Cronaca
martedì 14 Aprile, 2026
Ferma una ragazza con una scusa, le sferra un pugno in faccia e le ruba chiavi e sigaretta elettronica: arrestato 3 ore dopo
di Redazione
L’aggressione è avvenuta nella notte in piazza Santa Maria Maggiore. Una giovane è stata colpita al volto dal malvivente, che le ha sottratto anche le chiavi di casa
Una serata di svago trasformata in un incubo. È quanto accaduto la scorsa notte a Trento, dove una giovane è stata brutalmente aggredita in piazza Santa Maria Maggiore da un uomo che, dopo averla avvicinata con una scusa, l’ha colpita con un pugno al volto per rapinarla di una sigaretta elettronica e delle chiavi di casa.
L’episodio, avvenuto intorno all’1.30 del 14 aprile, ha fatto scattare immediatamente l’allarme. I Carabinieri della Sezione Radiomobile della Compagnia di Trento, costantemente presenti sul territorio anche nelle ore notturne, hanno attivato senza indugio il “dispositivo antirapina”. Tutte le “Gazzelle” in servizio sono state allertate e coordinate per setacciare le vie, i parchi e ogni angolo del centro cittadino, con l’obiettivo di bloccare l’aggressore prima che potesse far perdere le proprie tracce.
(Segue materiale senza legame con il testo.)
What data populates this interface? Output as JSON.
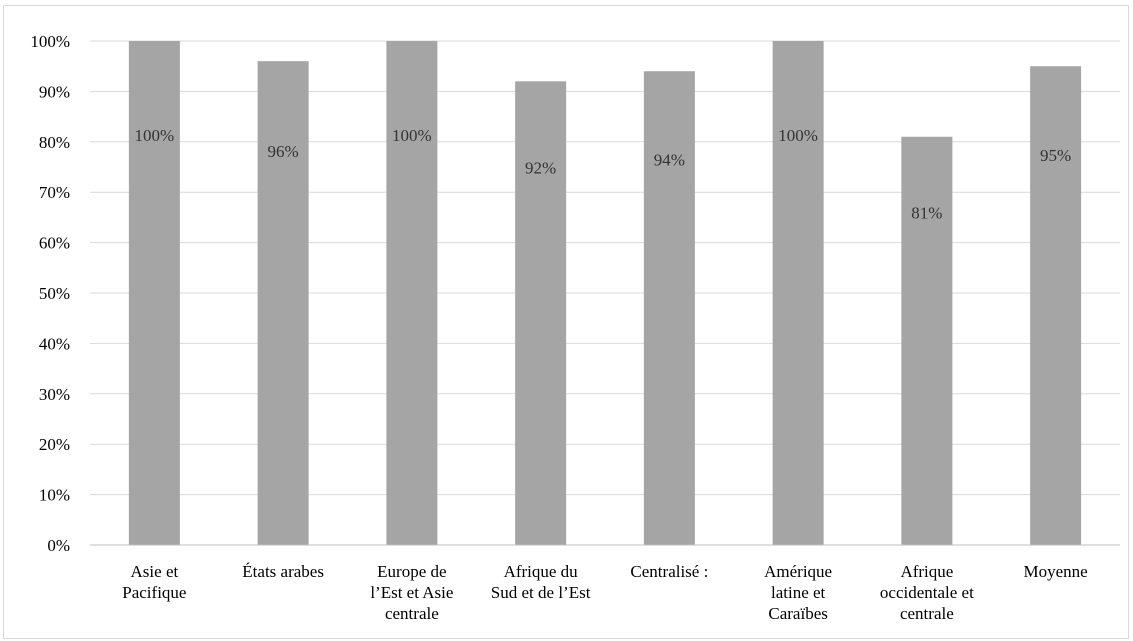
{
  "chart_data": {
    "type": "bar",
    "title": "",
    "xlabel": "",
    "ylabel": "",
    "categories": [
      "Asie et Pacifique",
      "États arabes",
      "Europe de l’Est et Asie centrale",
      "Afrique du Sud et de l’Est",
      "Centralisé :",
      "Amérique latine et Caraïbes",
      "Afrique occidentale et centrale",
      "Moyenne"
    ],
    "category_label_lines": [
      [
        "Asie et",
        "Pacifique"
      ],
      [
        "États arabes"
      ],
      [
        "Europe de",
        "l’Est et Asie",
        "centrale"
      ],
      [
        "Afrique du",
        "Sud et de l’Est"
      ],
      [
        "Centralisé :"
      ],
      [
        "Amérique",
        "latine et",
        "Caraïbes"
      ],
      [
        "Afrique",
        "occidentale et",
        "centrale"
      ],
      [
        "Moyenne"
      ]
    ],
    "values": [
      100,
      96,
      100,
      92,
      94,
      100,
      81,
      95
    ],
    "data_labels": [
      "100%",
      "96%",
      "100%",
      "92%",
      "94%",
      "100%",
      "81%",
      "95%"
    ],
    "ylim": [
      0,
      100
    ],
    "y_ticks": [
      0,
      10,
      20,
      30,
      40,
      50,
      60,
      70,
      80,
      90,
      100
    ],
    "y_tick_labels": [
      "0%",
      "10%",
      "20%",
      "30%",
      "40%",
      "50%",
      "60%",
      "70%",
      "80%",
      "90%",
      "100%"
    ],
    "grid": true,
    "legend": "none",
    "colors": {
      "bar": "#a5a5a5",
      "grid": "#d9d9d9",
      "axis": "#bfbfbf",
      "data_label": "#333333"
    }
  }
}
L’attività di ricerca, condotta senza sosta per circa tre ore, ha dato i suoi frutti intorno alle 4.30. I militari hanno intercettato e fermato il presunto responsabile in via Verdi: si tratta di un uomo, cittadino di origine marocchina senza fissa dimora e già noto alle forze dell’ordine. Il soggetto, apparso in evidente stato di ebbrezza alcolica e dimostratosi poco collaborativo durante le fasi del controllo, è stato trovato in possesso degli oggetti precedentemente sottratti.
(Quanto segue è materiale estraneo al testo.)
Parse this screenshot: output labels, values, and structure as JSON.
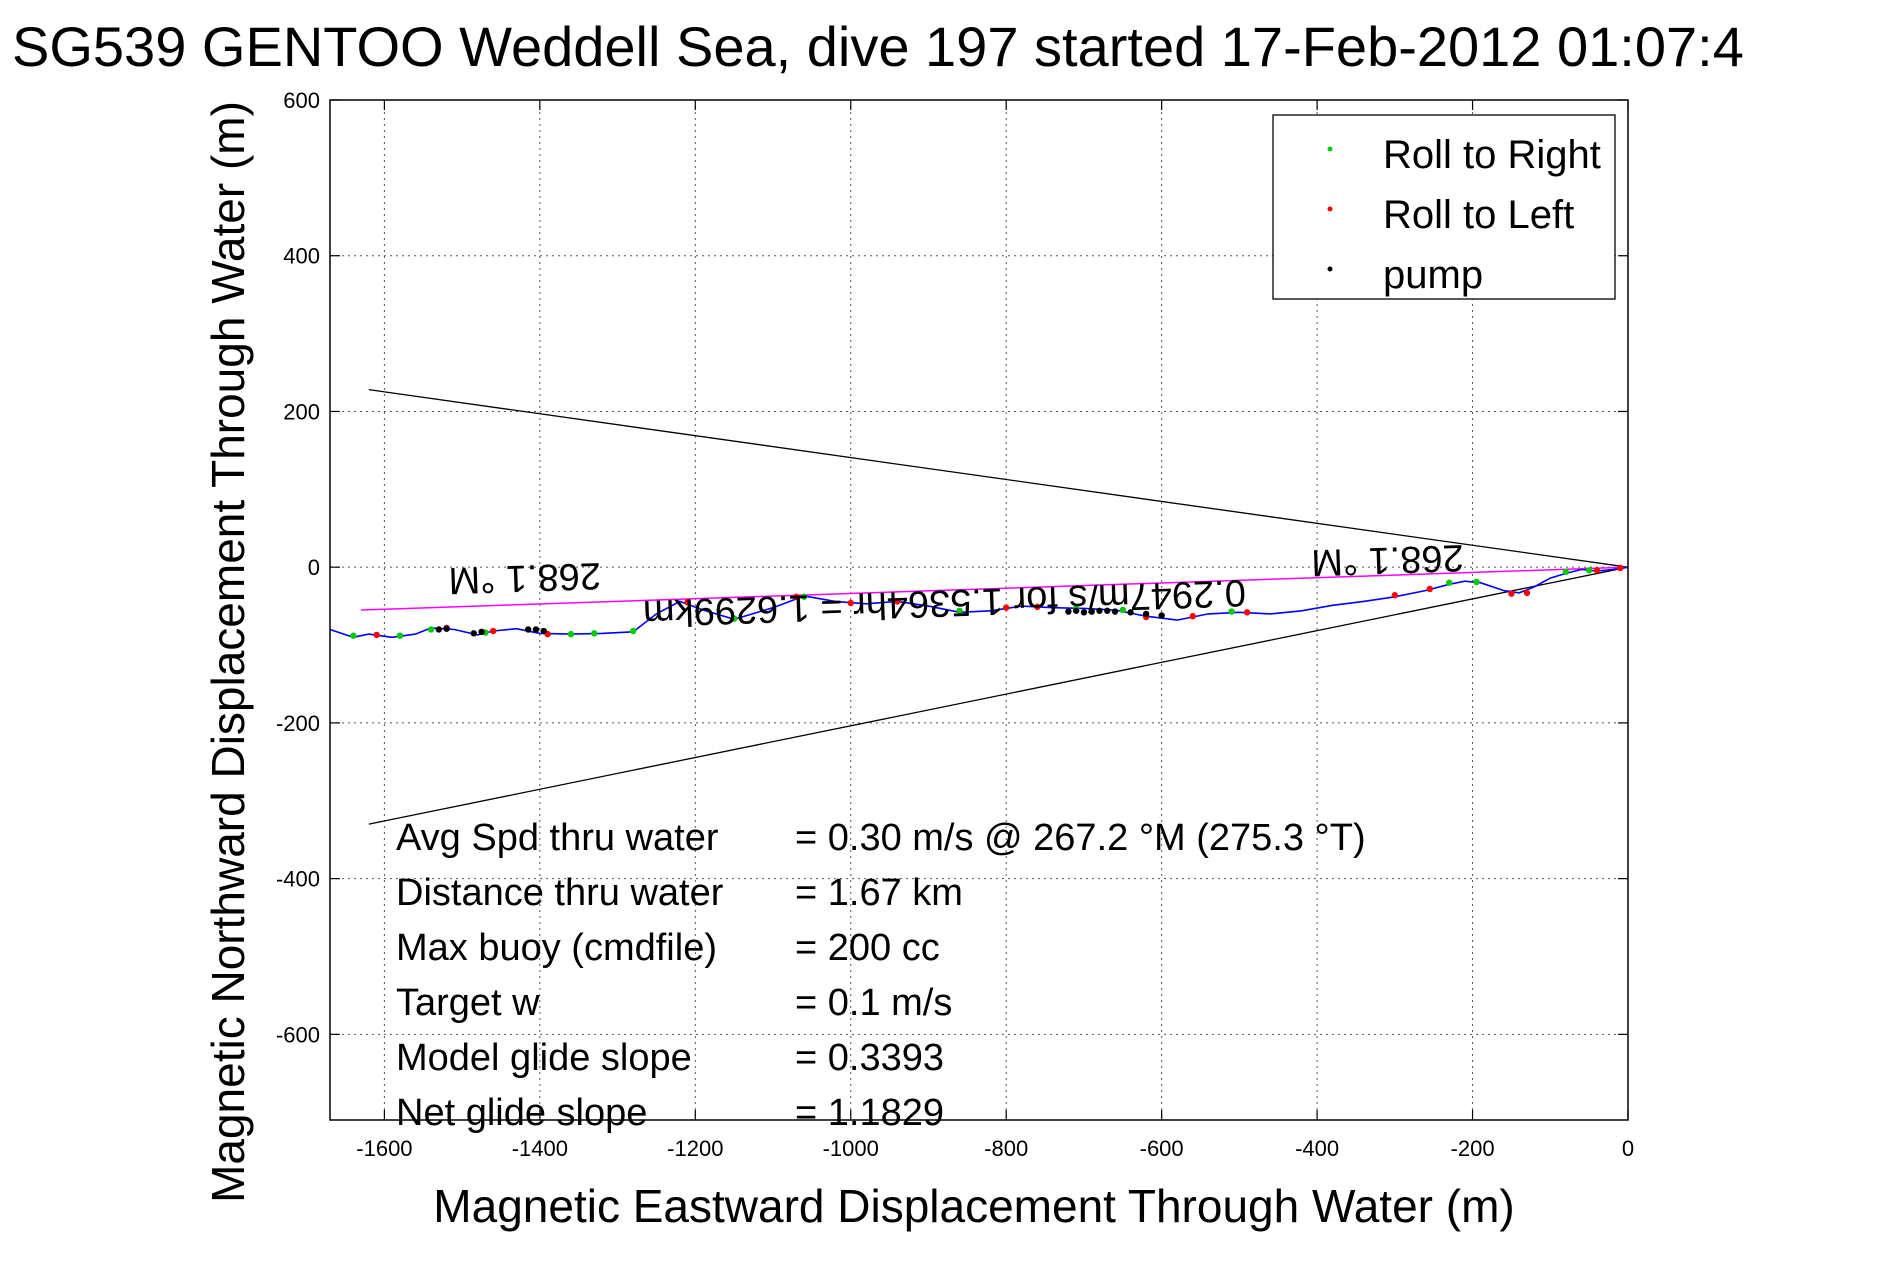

La refurtiva è stata interamente recuperata e restituita alla vittima. Per la giovane, purtroppo, è stato necessario il trasporto presso il pronto soccorso: a causa delle percosse subite, i medici hanno diagnosticato lesioni giudicate guaribili in 30 giorni.
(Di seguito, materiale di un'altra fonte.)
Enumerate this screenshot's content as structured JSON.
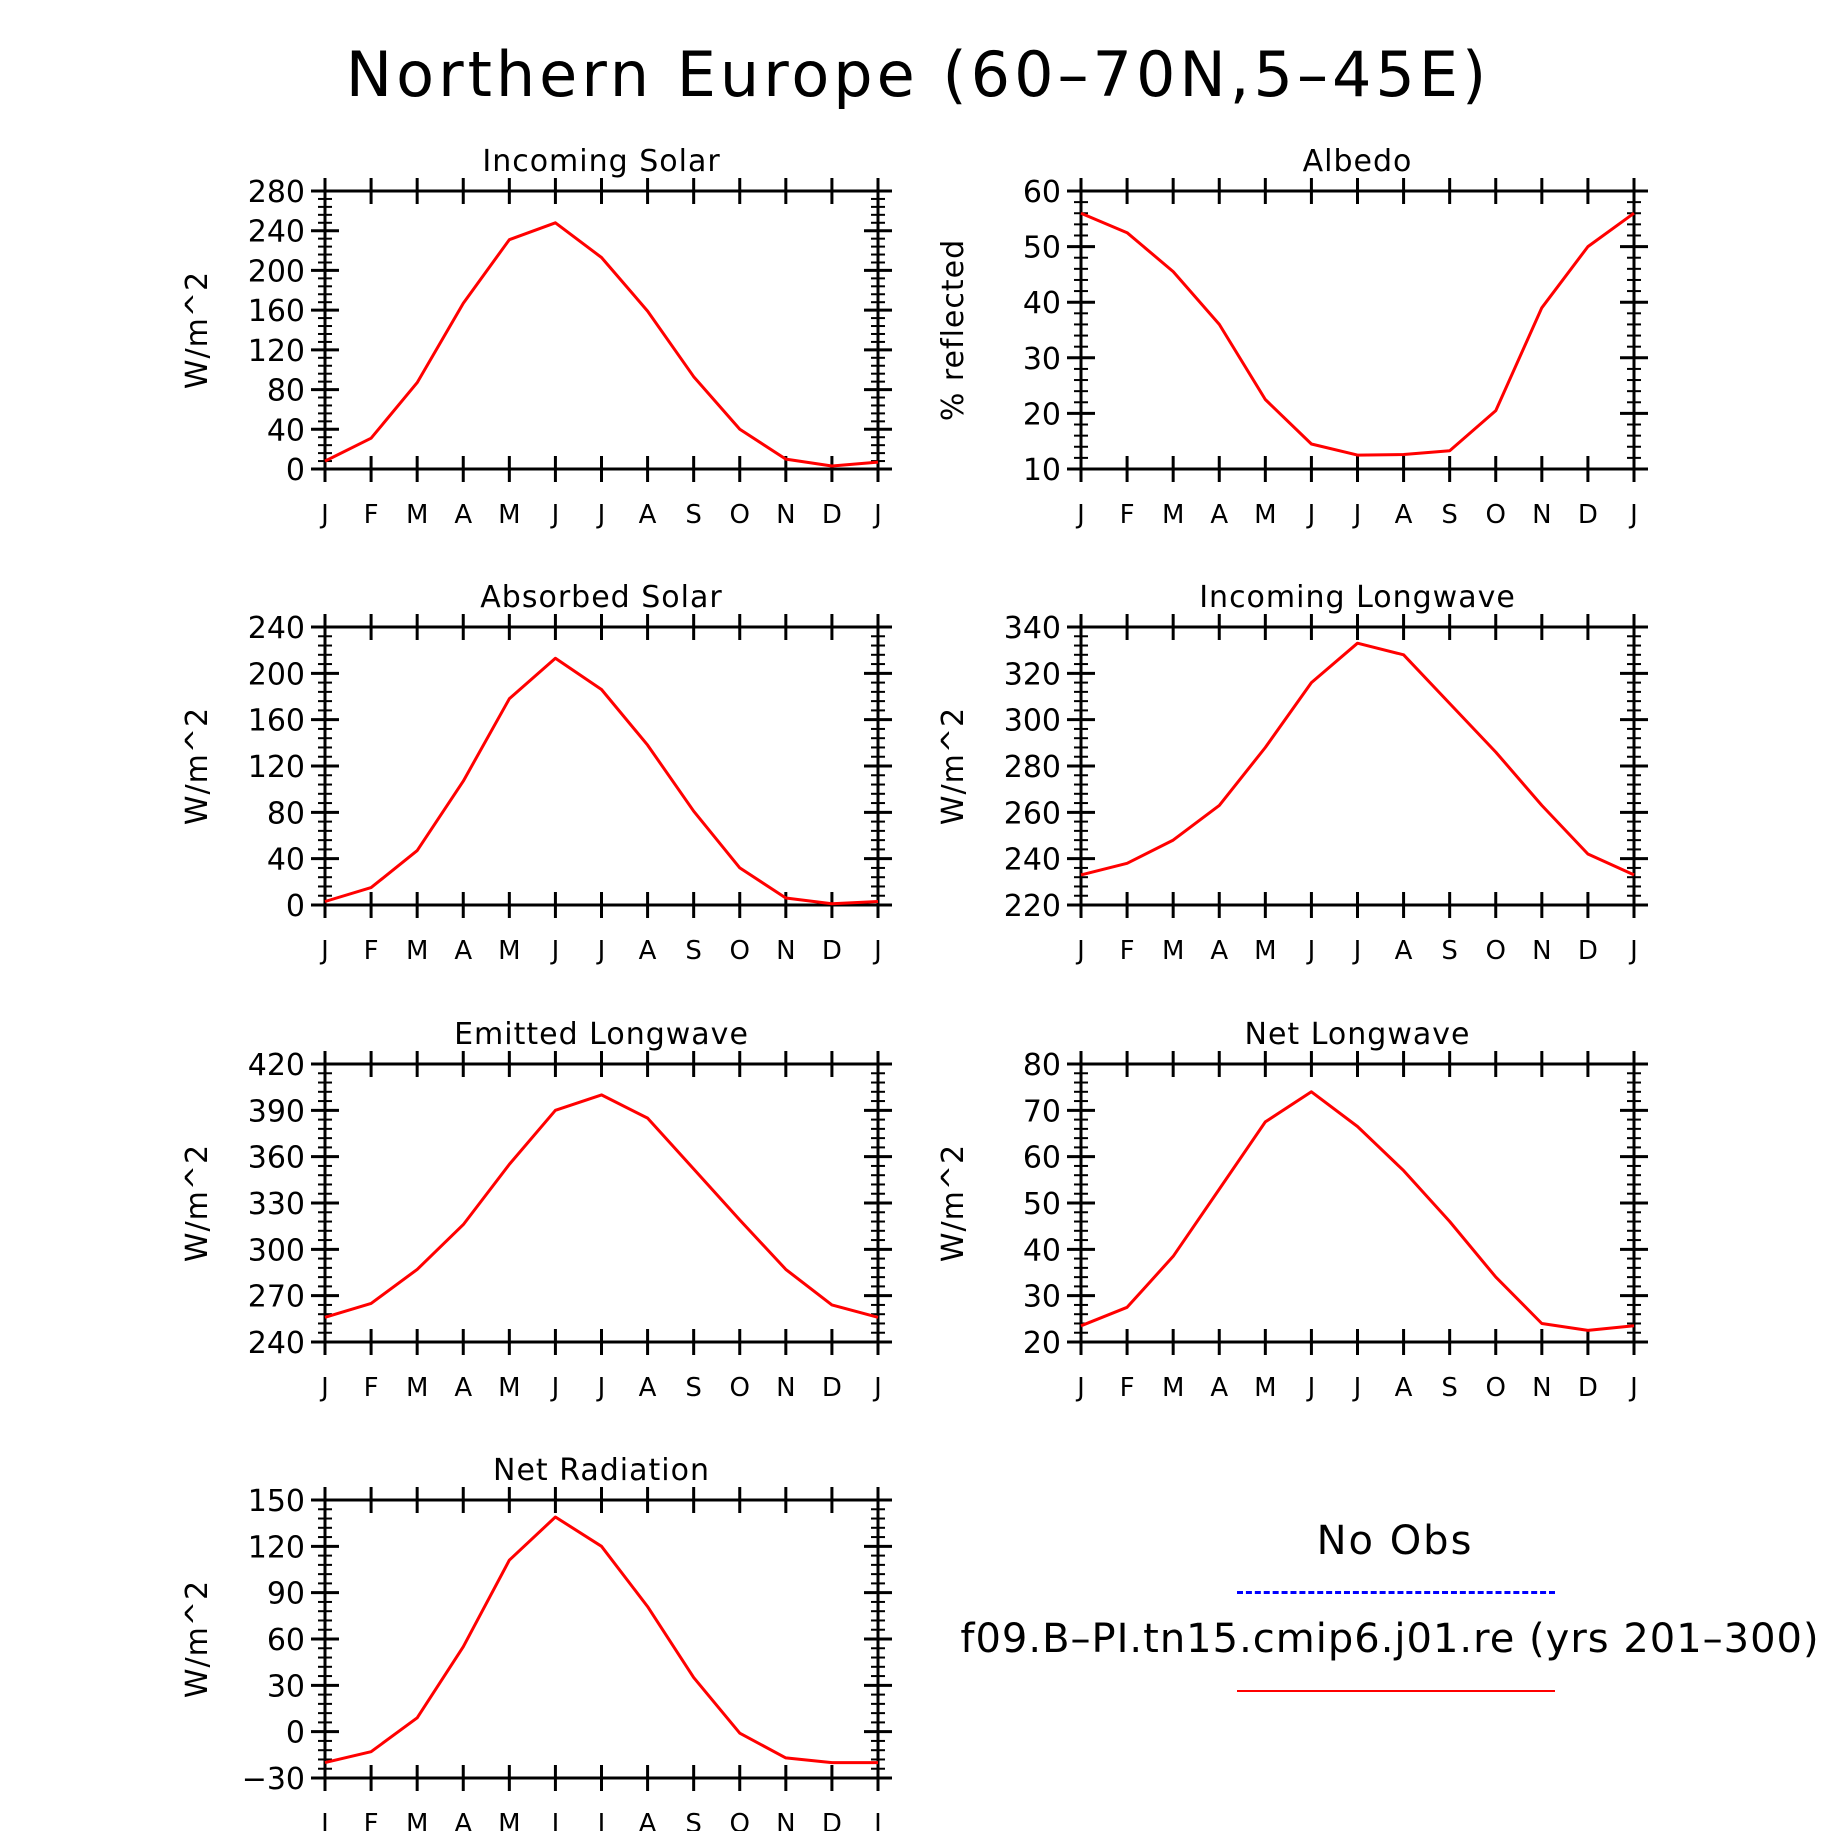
{
  "title": "Northern Europe (60–70N,5–45E)",
  "months": [
    "J",
    "F",
    "M",
    "A",
    "M",
    "J",
    "J",
    "A",
    "S",
    "O",
    "N",
    "D",
    "J"
  ],
  "colors": {
    "model": "#ff0000",
    "obs": "#0000ff",
    "axis": "#000000"
  },
  "legend": {
    "obs_label": "No Obs",
    "model_label": "f09.B–PI.tn15.cmip6.j01.re (yrs 201–300)"
  },
  "chart_data": [
    {
      "type": "line",
      "title": "Incoming Solar",
      "ylabel": "W/m^2",
      "ylim": [
        0,
        280
      ],
      "yticks": [
        0,
        40,
        80,
        120,
        160,
        200,
        240,
        280
      ],
      "x": [
        "J",
        "F",
        "M",
        "A",
        "M",
        "J",
        "J",
        "A",
        "S",
        "O",
        "N",
        "D",
        "J"
      ],
      "series": [
        {
          "values": [
            8,
            31,
            87,
            167,
            231,
            248,
            213,
            159,
            93,
            40,
            10,
            3,
            7
          ]
        }
      ]
    },
    {
      "type": "line",
      "title": "Albedo",
      "ylabel": "% reflected",
      "ylim": [
        10,
        60
      ],
      "yticks": [
        10,
        20,
        30,
        40,
        50,
        60
      ],
      "x": [
        "J",
        "F",
        "M",
        "A",
        "M",
        "J",
        "J",
        "A",
        "S",
        "O",
        "N",
        "D",
        "J"
      ],
      "series": [
        {
          "values": [
            56,
            52.5,
            45.5,
            36,
            22.5,
            14.5,
            12.5,
            12.6,
            13.3,
            20.5,
            39,
            50,
            56
          ]
        }
      ]
    },
    {
      "type": "line",
      "title": "Absorbed Solar",
      "ylabel": "W/m^2",
      "ylim": [
        0,
        240
      ],
      "yticks": [
        0,
        40,
        80,
        120,
        160,
        200,
        240
      ],
      "x": [
        "J",
        "F",
        "M",
        "A",
        "M",
        "J",
        "J",
        "A",
        "S",
        "O",
        "N",
        "D",
        "J"
      ],
      "series": [
        {
          "values": [
            3,
            15,
            47,
            107,
            178,
            213,
            186,
            138,
            81,
            32,
            6,
            1,
            3
          ]
        }
      ]
    },
    {
      "type": "line",
      "title": "Incoming Longwave",
      "ylabel": "W/m^2",
      "ylim": [
        220,
        340
      ],
      "yticks": [
        220,
        240,
        260,
        280,
        300,
        320,
        340
      ],
      "x": [
        "J",
        "F",
        "M",
        "A",
        "M",
        "J",
        "J",
        "A",
        "S",
        "O",
        "N",
        "D",
        "J"
      ],
      "series": [
        {
          "values": [
            233,
            238,
            248,
            263,
            288,
            316,
            333,
            328,
            307,
            286,
            263,
            242,
            233
          ]
        }
      ]
    },
    {
      "type": "line",
      "title": "Emitted Longwave",
      "ylabel": "W/m^2",
      "ylim": [
        240,
        420
      ],
      "yticks": [
        240,
        270,
        300,
        330,
        360,
        390,
        420
      ],
      "x": [
        "J",
        "F",
        "M",
        "A",
        "M",
        "J",
        "J",
        "A",
        "S",
        "O",
        "N",
        "D",
        "J"
      ],
      "series": [
        {
          "values": [
            256,
            265,
            287,
            316,
            355,
            390,
            400,
            385,
            352,
            319,
            287,
            264,
            256
          ]
        }
      ]
    },
    {
      "type": "line",
      "title": "Net Longwave",
      "ylabel": "W/m^2",
      "ylim": [
        20,
        80
      ],
      "yticks": [
        20,
        30,
        40,
        50,
        60,
        70,
        80
      ],
      "x": [
        "J",
        "F",
        "M",
        "A",
        "M",
        "J",
        "J",
        "A",
        "S",
        "O",
        "N",
        "D",
        "J"
      ],
      "series": [
        {
          "values": [
            23.5,
            27.5,
            38.5,
            53,
            67.5,
            74,
            66.5,
            57,
            46,
            34,
            24,
            22.5,
            23.5
          ]
        }
      ]
    },
    {
      "type": "line",
      "title": "Net Radiation",
      "ylabel": "W/m^2",
      "ylim": [
        -30,
        150
      ],
      "yticks": [
        -30,
        0,
        30,
        60,
        90,
        120,
        150
      ],
      "x": [
        "J",
        "F",
        "M",
        "A",
        "M",
        "J",
        "J",
        "A",
        "S",
        "O",
        "N",
        "D",
        "J"
      ],
      "series": [
        {
          "values": [
            -20,
            -13,
            9,
            55,
            111,
            139,
            120,
            81,
            35,
            -1,
            -17,
            -20,
            -20
          ]
        }
      ]
    }
  ]
}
Al termine degli accertamenti di rito, l’uomo è stato denunciato in stato di libertà con le gravi accuse di rapina e lesioni personali. La tempestiva operazione dei militari dell’Arma ha permesso di chiudere rapidamente un caso che aveva destato grande preoccupazione nel cuore della città, assicurando alla giustizia il responsabile dell’aggressione.